食事介助しましょう
「あーん」
「んっ」
モグモグ、ゴックン。
「どうですか、お味は?」
「美味い」
砂吐きそうなラブラブカップルのような事をしていますが、けして恋人同士ではありません。
カイル様に私が箸で煮豆を食べさせているのには理由があります。
カイル様はベジタリアンです。
お肉を食べません。
何故なら牛の魔族だったからです。
モォ=牛ってまんまやん!
白黒斑髪は白黒牛柄、鬼の角は牛の角、思わず尻尾を探してカイル様の尻をガン見した私はけして痴女ではない。
ちなみに魔王様のメェ=羊でした。それでもってやっぱりベジタリアン。
そんなカイル様の食事は麦、トウモロコシ、大豆、野菜など。
麦はスプーンで、トウモロコシはそのまま、野菜はフォークで優雅に食事をしていました。
しかし問題は大豆。
あっちへコロコロ、こっちへコロコロと転がる大豆。
カイル様は大豆が一番の大好物です。
必死でフォークで刺そうとしては、その度にお皿が割れます。スプーンに持ち変えても皿から大豆が面白い程転がり落ちます。
私は思いました。
馬鹿だ、こいつ。
もう手で食べたら良いのに、魔族の根源に拘わるからとけして手掴みで食べません。
トウモロコシは手掴みで食べてたではありませんかと言ったら、トウモロコシは手掴みで食べるのが伝統だと真顔で言われました。
もう一度言います。
バカです。
いつまでたっても大豆を食せず悪戦苦闘するカイル様にイライラしましす。美形が大豆に真剣になる姿も絵になりますが、もはや破り捨てたい心境です。

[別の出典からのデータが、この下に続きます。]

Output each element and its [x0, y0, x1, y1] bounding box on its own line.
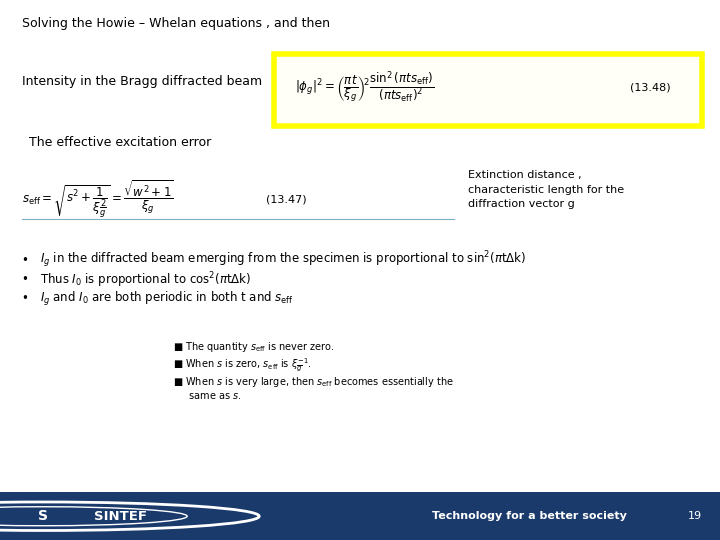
- Text: $I_g$ and $I_0$ are both periodic in both t and $s_{\mathrm{eff}}$: $I_g$ and $I_0$ are both periodic in bot…: [40, 290, 294, 308]
- Text: $|\phi_g|^2 = \left(\dfrac{\pi t}{\xi_g}\right)^{\!2} \dfrac{\sin^2(\pi t s_{\rm: $|\phi_g|^2 = \left(\dfrac{\pi t}{\xi_g}…: [295, 69, 434, 105]
- Text: Technology for a better society: Technology for a better society: [432, 511, 627, 521]
- Text: Extinction distance ,
characteristic length for the
diffraction vector g: Extinction distance , characteristic len…: [468, 170, 624, 210]
- Text: $I_g$ in the diffracted beam emerging from the specimen is proportional to sin$^: $I_g$ in the diffracted beam emerging fr…: [40, 249, 526, 271]
- Text: •: •: [22, 273, 29, 286]
- Text: (13.47): (13.47): [266, 194, 307, 205]
- Text: •: •: [22, 293, 29, 306]
- Text: $s_{\rm eff} = \sqrt{s^2 + \dfrac{1}{\xi_{\overline{g}}^2}} = \dfrac{\sqrt{w^2+1: $s_{\rm eff} = \sqrt{s^2 + \dfrac{1}{\xi…: [22, 179, 174, 220]
- Text: $\blacksquare$ When $s$ is zero, $s_{\rm eff}$ is $\xi_{\overline{g}}^{-1}$.: $\blacksquare$ When $s$ is zero, $s_{\rm…: [173, 356, 312, 373]
- Text: $\blacksquare$ When $s$ is very large, then $s_{\rm eff}$ becomes essentially th: $\blacksquare$ When $s$ is very large, t…: [173, 375, 454, 389]
- Text: Intensity in the Bragg diffracted beam: Intensity in the Bragg diffracted beam: [22, 75, 262, 88]
- Text: Solving the Howie – Whelan equations , and then: Solving the Howie – Whelan equations , a…: [22, 17, 330, 30]
- FancyBboxPatch shape: [274, 54, 702, 126]
- Text: same as $s$.: same as $s$.: [173, 392, 241, 401]
- Text: (13.48): (13.48): [630, 82, 670, 92]
- Text: 19: 19: [688, 511, 702, 521]
- Text: The effective excitation error: The effective excitation error: [29, 136, 211, 150]
- Text: S: S: [38, 509, 48, 523]
- Text: $\blacksquare$ The quantity $s_{\rm eff}$ is never zero.: $\blacksquare$ The quantity $s_{\rm eff}…: [173, 340, 335, 354]
- Text: SINTEF: SINTEF: [94, 510, 147, 523]
- Text: •: •: [22, 253, 29, 267]
- Text: Thus $I_0$ is proportional to cos$^2$($\pi$t$\Delta$k): Thus $I_0$ is proportional to cos$^2$($\…: [40, 270, 251, 289]
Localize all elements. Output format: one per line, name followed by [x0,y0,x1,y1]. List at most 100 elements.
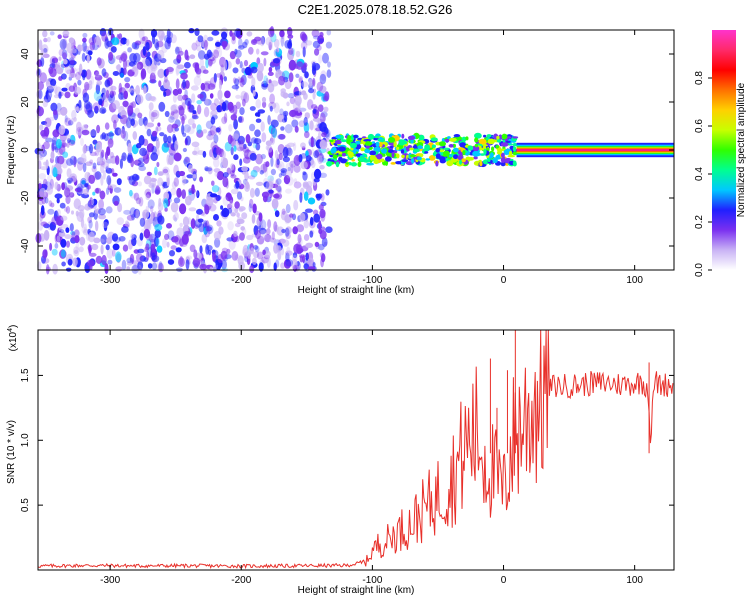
spectrogram-cells [34,26,674,275]
band-cell [337,154,344,157]
band-cell [439,159,446,164]
band-cell [435,148,440,153]
band-cell [435,160,439,167]
band-cell [483,148,487,155]
band-cell [350,162,358,167]
band-cell [472,150,480,157]
spectrogram-y-ticks: -40 -20 0 20 40 [20,48,674,253]
x-tick-label: -100 [362,575,382,586]
y-tick-label: 1.0 [20,433,31,447]
band-cell [512,146,517,152]
carrier-band [516,149,674,151]
band-cell [495,145,500,149]
band-cell [416,156,422,161]
band-cell [330,148,336,154]
band-cell [390,162,396,165]
band-cell [459,142,467,148]
band-cell [468,157,475,161]
band-cell [340,139,347,143]
band-cell [507,154,516,158]
band-cell [472,145,480,152]
snr-series-line [37,329,674,570]
x-tick-label: -100 [362,275,382,286]
band-cell [381,148,387,154]
band-cell [400,149,405,154]
band-cell [512,160,517,166]
band-cell [388,137,396,143]
y-tick-label: -40 [20,238,31,253]
band-cell [500,157,506,163]
band-cell [373,159,380,165]
band-cell [467,145,474,151]
band-cell [365,141,372,147]
snr-plot-area [38,330,674,570]
band-cell [424,151,429,154]
band-cell [446,160,454,167]
band-cell [376,153,383,160]
band-cell [334,140,342,145]
band-cell [353,134,359,139]
band-cell [332,154,338,159]
y-tick-label: 0.5 [20,498,31,512]
band-cell [409,154,417,158]
x-tick-label: -300 [100,575,120,586]
band-cell [465,136,469,141]
band-cell [389,145,393,149]
band-cell [394,161,403,165]
band-cell [378,139,382,142]
snr-panel: -300 -200 -100 0 100 0.5 1.0 1.5 Height of str… [6,325,675,596]
band-cell [431,144,436,148]
band-cell [409,147,414,151]
colorbar-tick-label: 0.2 [694,215,705,229]
band-cell [351,159,356,162]
band-cell [498,134,503,141]
x-tick-label: -200 [231,575,251,586]
band-cell [473,156,478,160]
colorbar-tick-label: 0.6 [694,119,705,133]
band-cell [443,147,450,150]
band-cell [367,133,375,140]
band-cell [334,158,338,162]
band-cell [407,135,416,140]
band-cell [396,153,400,159]
band-cell [410,138,414,144]
y-tick-label: 20 [20,96,31,108]
snr-x-label: Height of straight line (km) [298,585,415,596]
band-cell [381,153,386,157]
snr-y-label: SNR (10 * v/v) [6,420,17,484]
colorbar-tick-label: 0.8 [694,71,705,85]
band-cell [385,156,392,162]
band-cell [424,144,430,151]
snr-y-ticks: 0.5 1.0 1.5 [20,368,674,512]
band-cell [350,142,357,149]
band-cell [335,161,340,168]
colorbar-ticks: 0.0 0.2 0.4 0.6 0.8 [694,71,712,277]
band-cell [449,137,457,142]
band-cell [396,146,400,150]
band-cell [496,135,500,140]
band-cell [486,134,492,138]
snr-y-multiplier: (x104) [7,325,19,352]
band-cell [380,158,385,163]
band-cell [495,154,502,160]
colorbar-gradient [712,30,736,270]
x-tick-label: 100 [626,575,643,586]
y-tick-label: -20 [20,190,31,205]
band-cell [428,155,436,161]
x-tick-label: 0 [501,275,507,286]
band-cell [491,146,495,152]
band-cell [398,141,405,146]
snr-x-ticks: -300 -200 -100 0 100 [100,330,643,586]
band-cell [474,143,479,148]
band-cell [430,137,438,142]
band-cell [373,146,381,152]
band-cell [353,148,357,155]
band-cell [401,154,405,158]
band-cell [448,144,454,148]
spectrogram-y-label: Frequency (Hz) [6,116,17,185]
band-cell [448,154,452,158]
colorbar-tick-label: 0.0 [694,263,705,277]
band-cell [507,136,512,139]
band-cell [504,134,508,139]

私の黄金の右手、略してストレートパンチが出る前に介助することにしました。
介護者はどんなに苛ついても手を出してはいけません。
そして冒頭に戻ります。
「ユーリは器用だな」
「悠莉です。カイル様は奇妙な方ですね」
箸で大豆を挟みカイル様の口へとせっせと運ぶ。
親鳥は偉大だ。人間に生まれて30年。人間なのに鳥の気持ちが理解出来るようになるとは。

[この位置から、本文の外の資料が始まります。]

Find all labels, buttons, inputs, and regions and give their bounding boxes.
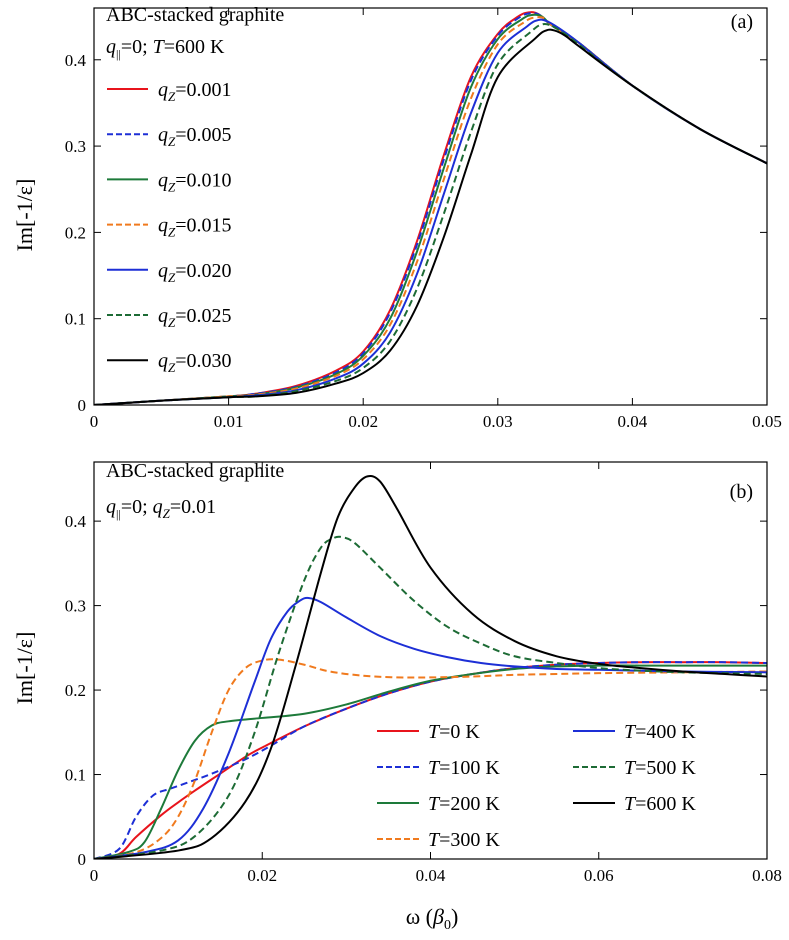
panel-b-subtitle-q: q bbox=[106, 496, 116, 518]
panel-b: ABC-stacked graphite q||=0; qZ=0.01 (b) … bbox=[12, 460, 782, 933]
panel-b-series-7-line bbox=[94, 474, 767, 859]
panel-b-ytick-label: 0.2 bbox=[65, 681, 86, 700]
panel-b-ylabel: Im[-1/ε] bbox=[12, 632, 37, 705]
panel-a-xtick-label: 0.05 bbox=[752, 412, 782, 431]
panel-a-ytick-label: 0.1 bbox=[65, 310, 86, 329]
panel-a-plot-frame bbox=[93, 7, 768, 406]
panel-a-xtick-label: 0.03 bbox=[483, 412, 513, 431]
panel-a-curves bbox=[94, 11, 767, 405]
panel-b-xlabel: ω (β0) bbox=[406, 904, 459, 933]
panel-b-subtitle-qz: q bbox=[153, 496, 163, 518]
panel-b-xlabel-omega: ω ( bbox=[406, 904, 433, 929]
panel-a-title: ABC-stacked graphite bbox=[106, 4, 284, 26]
panel-a-ytick-label: 0.4 bbox=[65, 51, 87, 70]
panel-a-ylabel: Im[-1/ε] bbox=[12, 179, 37, 252]
panel-b-curves bbox=[94, 474, 767, 859]
panel-b-legend-label-1: T=0 K bbox=[428, 721, 480, 743]
panel-a-series-6-line bbox=[94, 22, 767, 405]
panel-b-subtitle-qsub: || bbox=[116, 507, 121, 521]
panel-b-xtick-label: 0.02 bbox=[247, 866, 277, 885]
panel-b-ytick-label: 0.3 bbox=[65, 597, 86, 616]
panel-b-ytick-label: 0 bbox=[78, 850, 87, 869]
panel-b-xtick-label: 0 bbox=[90, 866, 99, 885]
panel-b-xtick-label: 0.08 bbox=[752, 866, 782, 885]
panel-a-subtitle-q: q bbox=[106, 36, 116, 58]
panel-b-legend-label-3: T=200 K bbox=[428, 793, 500, 815]
panel-b-subtitle: q||=0; qZ=0.01 bbox=[106, 496, 216, 521]
panel-a-series-7-line bbox=[94, 28, 767, 405]
panel-b-xlabel-beta: β bbox=[432, 904, 444, 929]
panel-a-legend-label-5: qZ=0.020 bbox=[158, 260, 232, 285]
panel-a: ABC-stacked graphite q||=0; T=600 K (a) … bbox=[12, 4, 782, 431]
panel-a-ytick-label: 0.2 bbox=[65, 223, 86, 242]
panel-b-legend-label-6: T=500 K bbox=[624, 757, 696, 779]
panel-b-series-5-line bbox=[94, 596, 767, 859]
panel-a-legend-label-6: qZ=0.025 bbox=[158, 305, 232, 330]
panel-b-subtitle-qval: =0; bbox=[121, 496, 153, 518]
panel-a-subtitle-Tval: =600 K bbox=[164, 36, 225, 58]
panel-b-xlabel-betasub: 0 bbox=[444, 918, 451, 933]
panel-b-series-4-line bbox=[94, 658, 767, 859]
panel-b-legend-label-5: T=400 K bbox=[624, 721, 696, 743]
panel-a-xtick-label: 0.01 bbox=[214, 412, 244, 431]
panel-b-xlabel-close: ) bbox=[451, 904, 458, 929]
panel-a-series-3-line bbox=[94, 13, 767, 405]
panel-b-title: ABC-stacked graphite bbox=[106, 460, 284, 482]
panel-a-ytick-label: 0 bbox=[78, 396, 87, 415]
panel-b-legend-label-2: T=100 K bbox=[428, 757, 500, 779]
panel-b-ytick-label: 0.4 bbox=[65, 512, 87, 531]
panel-a-ytick-label: 0.3 bbox=[65, 137, 86, 156]
panel-b-series-2-line bbox=[94, 661, 767, 859]
panel-a-legend-label-4: qZ=0.015 bbox=[158, 215, 232, 240]
panel-b-ytick-label: 0.1 bbox=[65, 766, 86, 785]
panel-a-subtitle-qval: =0; bbox=[121, 36, 153, 58]
panel-a-subtitle-qsub: || bbox=[116, 47, 121, 61]
panel-a-xtick-label: 0.04 bbox=[618, 412, 648, 431]
panel-b-subtitle-qzval: =0.01 bbox=[170, 496, 216, 518]
panel-b-series-3-line bbox=[94, 664, 767, 859]
panel-b-legend-label-4: T=300 K bbox=[428, 829, 500, 851]
panel-b-legend-label-7: T=600 K bbox=[624, 793, 696, 815]
panel-b-xtick-label: 0.04 bbox=[416, 866, 446, 885]
panel-a-xtick-label: 0 bbox=[90, 412, 99, 431]
panel-a-legend-label-7: qZ=0.030 bbox=[158, 350, 232, 375]
panel-b-subtitle-qzsub: Z bbox=[163, 506, 171, 521]
panel-a-legend-label-3: qZ=0.010 bbox=[158, 169, 232, 194]
panel-a-label: (a) bbox=[731, 11, 753, 33]
panel-a-xtick-label: 0.02 bbox=[348, 412, 378, 431]
panel-b-label: (b) bbox=[730, 481, 753, 503]
panel-a-subtitle: q||=0; T=600 K bbox=[106, 36, 225, 61]
panel-b-series-6-line bbox=[94, 535, 767, 859]
panel-a-legend-label-1: qZ=0.001 bbox=[158, 79, 232, 104]
panel-a-legend-label-2: qZ=0.005 bbox=[158, 124, 232, 149]
panel-b-xtick-label: 0.06 bbox=[584, 866, 614, 885]
panel-a-subtitle-T: T bbox=[153, 36, 166, 58]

仕事でも食事介助はしていたが、こんなに元気な老人はいなかった。
「はい、ラスト一個です。最後くらい自分で食べましょう。自分で食べれたら嬉しいですし、より美味しく感じますよ」
「………ああ」
フォークを手に持ち狙いを定め振り下ろす。
ガンッ!バリンッ!コロコロコロ………
通算20枚目の皿が見事に割れ、ラスト一個の大豆は虚しく床へと転がり落ちた。
その時のカイル様の顔は写メに撮って記念に残したいほど悲哀に満ちていた。
超ーウケル~と内心嘲笑ったのは良い思い出だ。